姜尺素心态越来越崩,应付极其吃力。鹿白毫不留情,只用了上局一半的时间就赢了。
场上一片寂静。
鹿白盯着对方难看的脸色,不紧不慢道:「姜姑娘,承让。」
三局定胜负,她已经赢了两局,没有继续的必要了。
而且,任谁都能看出,这是一场毫无悬念的碾压。
姜尺素承受着四面八方的视线,脸上火辣辣的疼,胸口就有股难言的怒气无法抒发。
景九爷至今都没有出现,摆明了不想看见自己。反正自己也不会有好下场,既然如此,这位皇家小郡主也别想好过!
她笑着抬头,一张勾人夺魄的脸上是毫无理智的疯狂与狠辣,露出手中黑漆漆的火铳:「那就玉石俱焚吧!」
瞬间,明亮浓烈的信号从火铳口里腾空升起。
鹿白面色一变,心中有种强烈的不安感,下一瞬就看见无数个的蒙面打手突然出现,从四面八方冲自己涌来。
鹿白就地一滚,避开破空而来的剑尖,却看到有一柄匕首紧随而来。她险险躲避,冷冷看向姜尺素:
「我本不愿与你计较,你却想要我的命!」
森冷的刀尖再次袭来,一个打手已经来到她身前,鹿白瞳孔紧缩,有点狼狈地向后方退去,差点被划伤了脸。

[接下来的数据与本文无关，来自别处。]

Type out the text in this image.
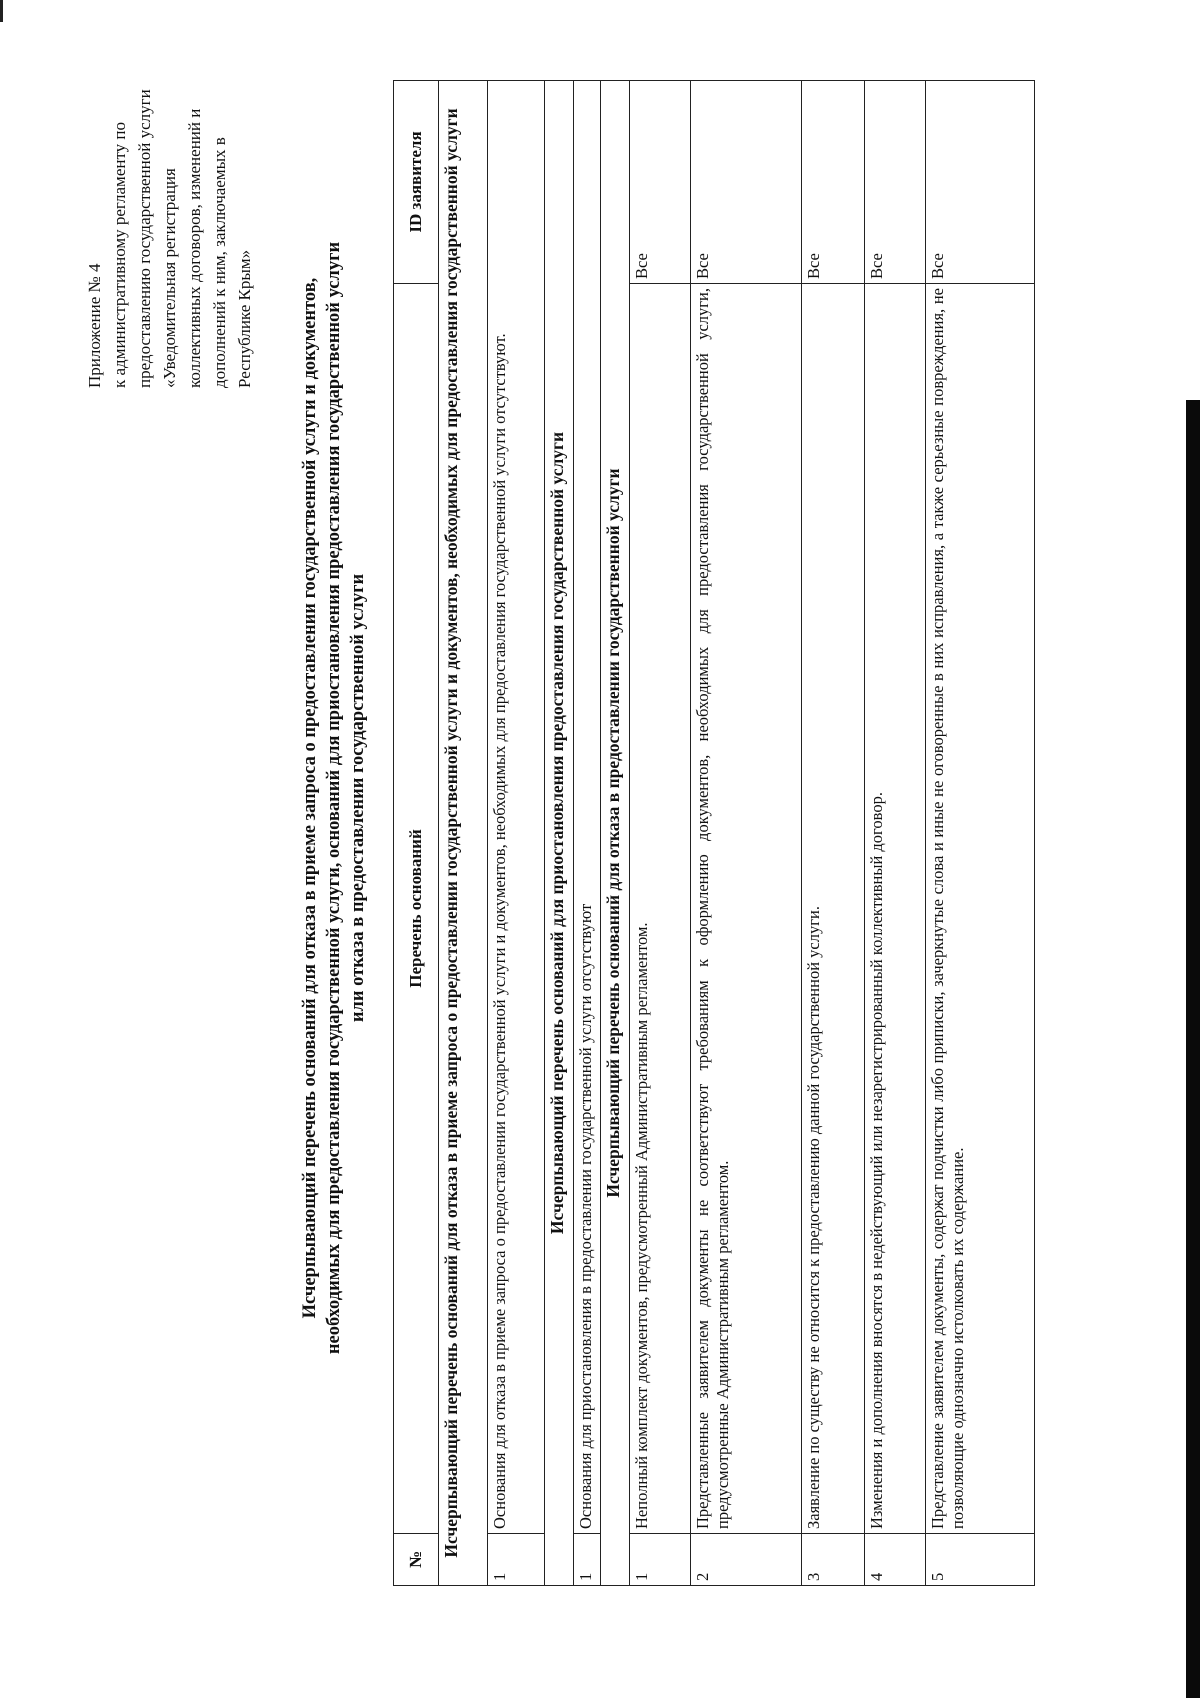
Приложение № 4 к административному регламенту по предоставлению государственной услуги «Уведомительная регистрация коллективных договоров, изменений и дополнений к ним, заключаемых в Республике Крым» Исчерпывающий перечень оснований для отказа в приеме запроса о предоставлении государственной услуги и документов, необходимых для предоставления государственной услуги, оснований для приостановления предоставления государственной услуги или отказа в предоставлении государственной услуги
№	Перечень оснований	ID заявителя
Исчерпывающий перечень оснований для отказа в приеме запроса о предоставлении государственной услуги и документов, необходимых для предоставления государственной услуги		
1	Основания для отказа в приеме запроса о предоставлении государственной услуги и документов, необходимых для предоставления государственной услуги отсутствуют.	
Исчерпывающий перечень оснований для приостановления предоставления государственной услуги		
1	Основания для приостановления в предоставлении государственной услуги отсутствуют	
Исчерпывающий перечень оснований для отказа в предоставлении государственной услуги		
1	Неполный комплект документов, предусмотренный Административным регламентом.	Все
2	Представленные заявителем документы не соответствуют требованиям к оформлению документов, необходимых для предоставления государственной услуги, предусмотренные Административным регламентом.	Все
3	Заявление по существу не относится к предоставлению данной государственной услуги.	Все
4	Изменения и дополнения вносятся в недействующий или незарегистрированный коллективный договор.	Все
5	Представление заявителем документы, содержат подчистки либо приписки, зачеркнутые слова и иные не оговоренные в них исправления, а также серьезные повреждения, не позволяющие однозначно истолковать их содержание.	Все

再抬头时,却见姜尺素微笑着站在那儿,眸中已然没了理智。
周围的人纷纷尖叫,乱成一片,四处逃窜,给了鹿白喘息的机会。
她眸光沉沉,冷笑道:「姜尺素,我真的生气了。」
话音刚落,又有三个蒙面人到她身前。
没等鹿白动作,一道身影就从上方落下,一手把她捞到背后,一手拔剑挥开蒙面人。三个人直接被强劲的内力扫到地上,半天没爬起来。
其中一人咳了几下,竟硬生生吐出一口血。
鹿白抬头,看到景殃面色冰冷,眼底带着杀意:「姜尺素,你哪来的火铳和人手?」
姜尺素已经被一个暗卫给绑住,闻言立马换上温柔的笑:「景九爷,这不过一些小玩意罢了,一点都不重要。」
景殃没再废话,侧身避开前方的匕首,利落地砍下一个头颅,鲜血溅了满身。
蒙面打手源源不断地涌过来。
景殃贴身上前,极快地在他们之中穿梭,一剑一命,没有一个漏网之鱼。
周边已经没有无辜群众了,血腥味愈发浓郁,空气粘稠。
景殃的脸上被溅到一点血迹,冷漠的神情显得更加凌厉。他漫不经心地擦掉血迹,腾空躲开暗器,站稳后手起刀落,又是一个头颅。
刀光剑影,他似乎仍然游刃有余。
姜尺素被绑着站在原地,几乎维持不住表情。
终于,所有蒙面人都被景殃杀了。地上一片狼藉,惨不忍睹。哪怕鹿白并不胆小,也有点不忍心地撇开头。